New reaction pathway discovered

A novel chemical reaction pathway on titanium dioxide (TiO2), a useful photocatalytic material, has been successfully demonstrated by manipulating an atomic defect using the probe of a scanning tunneling microscope (STM). The new reaction mechanism is based around an applied electric field, which reduces the width of the reaction barrier, allowing hydrogen atoms to tunnel away from the surface.

As the action could lead to the manipulation of the atomic-scale transport channels of hydrogen, there could be many applications for such a mechanism, particularly in future approaches to hydrogen storage (or transport), with hydrogen is being seen as a clean and renewable alternative to the use of hydrocarbons, and also in the design of nanoscale switching devices.

“The new reaction pathway could be exploited in nanoscale switching devices and hydrogen storage technology."Taketoshi Minato

The study, published in ACS Nano [Minato et al. ACS Nano (2015) DOI: 10.1021/acsnano.5b01607], by a team, from Tohoku University, RIKEN, the University of Tokyo, Chiba University and University College London, used STM to directly visualize single hydrogen ions, a common atomic defect on TiO2. The approach allowed the surface structure of a solid surface to be observed on an atomic scale, achieved by scanning a sharp probe across the surface and then monitoring the tunneling current.

They managed to desorb individual hydrogen ions from the surface by using the STM probe to apply electrical pulses to the hydrogen. In addition to injecting electrons into the sample, the pulse produces an electric field that, rather than facilitating desorption by reducing the barrier height, causes a reduction in its width, which, when coupled with the electron excitation induced by the STM tip, leads to the tunneling desorption of the hydrogen.

The team had previously explored the reaction mechanism of single molecules on metals by using STM, and realized the technique could be applied for the manipulation of defects on TiO2. As lead author Taketoshi Minato said, “The new reaction pathway could be exploited in nanoscale switching devices and hydrogen storage technology. For instance, electric fields could be used to extract hydrogen from a TiO2-based storage device”.

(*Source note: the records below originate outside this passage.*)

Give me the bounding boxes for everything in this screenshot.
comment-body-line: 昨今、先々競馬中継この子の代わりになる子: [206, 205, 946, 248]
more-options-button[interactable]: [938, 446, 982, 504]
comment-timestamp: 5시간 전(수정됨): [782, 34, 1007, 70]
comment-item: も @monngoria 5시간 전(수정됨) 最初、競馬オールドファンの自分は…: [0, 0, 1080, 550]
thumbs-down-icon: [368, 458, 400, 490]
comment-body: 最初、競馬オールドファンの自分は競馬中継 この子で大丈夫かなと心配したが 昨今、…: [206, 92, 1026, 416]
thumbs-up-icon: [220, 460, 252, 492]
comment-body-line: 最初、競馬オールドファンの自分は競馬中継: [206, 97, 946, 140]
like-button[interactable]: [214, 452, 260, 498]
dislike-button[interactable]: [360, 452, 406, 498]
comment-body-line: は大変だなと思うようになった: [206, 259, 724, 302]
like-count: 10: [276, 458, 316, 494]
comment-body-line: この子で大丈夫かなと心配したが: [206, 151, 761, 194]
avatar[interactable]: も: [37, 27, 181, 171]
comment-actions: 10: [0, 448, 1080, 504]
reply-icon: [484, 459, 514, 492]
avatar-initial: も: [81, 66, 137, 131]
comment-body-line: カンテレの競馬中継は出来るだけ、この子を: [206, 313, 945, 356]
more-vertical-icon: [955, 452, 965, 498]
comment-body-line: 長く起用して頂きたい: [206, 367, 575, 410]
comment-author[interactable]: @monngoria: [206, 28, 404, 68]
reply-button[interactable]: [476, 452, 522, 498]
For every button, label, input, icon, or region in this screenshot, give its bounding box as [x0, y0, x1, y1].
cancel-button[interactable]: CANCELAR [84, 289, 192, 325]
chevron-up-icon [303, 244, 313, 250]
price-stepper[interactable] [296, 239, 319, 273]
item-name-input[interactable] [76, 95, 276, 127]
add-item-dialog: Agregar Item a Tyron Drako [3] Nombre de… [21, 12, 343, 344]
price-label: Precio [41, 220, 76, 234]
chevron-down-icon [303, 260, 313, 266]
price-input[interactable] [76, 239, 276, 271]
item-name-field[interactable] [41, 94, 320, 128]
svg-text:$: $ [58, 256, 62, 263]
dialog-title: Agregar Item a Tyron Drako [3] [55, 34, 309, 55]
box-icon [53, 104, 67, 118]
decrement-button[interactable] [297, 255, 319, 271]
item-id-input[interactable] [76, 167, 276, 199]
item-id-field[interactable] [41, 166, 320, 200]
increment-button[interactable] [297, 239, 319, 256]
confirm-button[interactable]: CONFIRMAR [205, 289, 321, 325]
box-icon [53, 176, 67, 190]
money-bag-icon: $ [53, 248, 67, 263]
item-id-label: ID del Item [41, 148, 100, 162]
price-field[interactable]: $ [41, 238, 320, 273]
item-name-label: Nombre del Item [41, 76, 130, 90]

The approach could be applied to the manipulation of other defects, such as hydrogen defects on other oxides, which this reaction pathway could be valid. However, for the mechanism to also facilitate hydrogen storage its applicability for a macro-scale reaction needs to be investigated; and to establish its potential as a switching device, the performance of the reaction in terms of factors such as speed, conversion efficiency and cyclability should be assessed.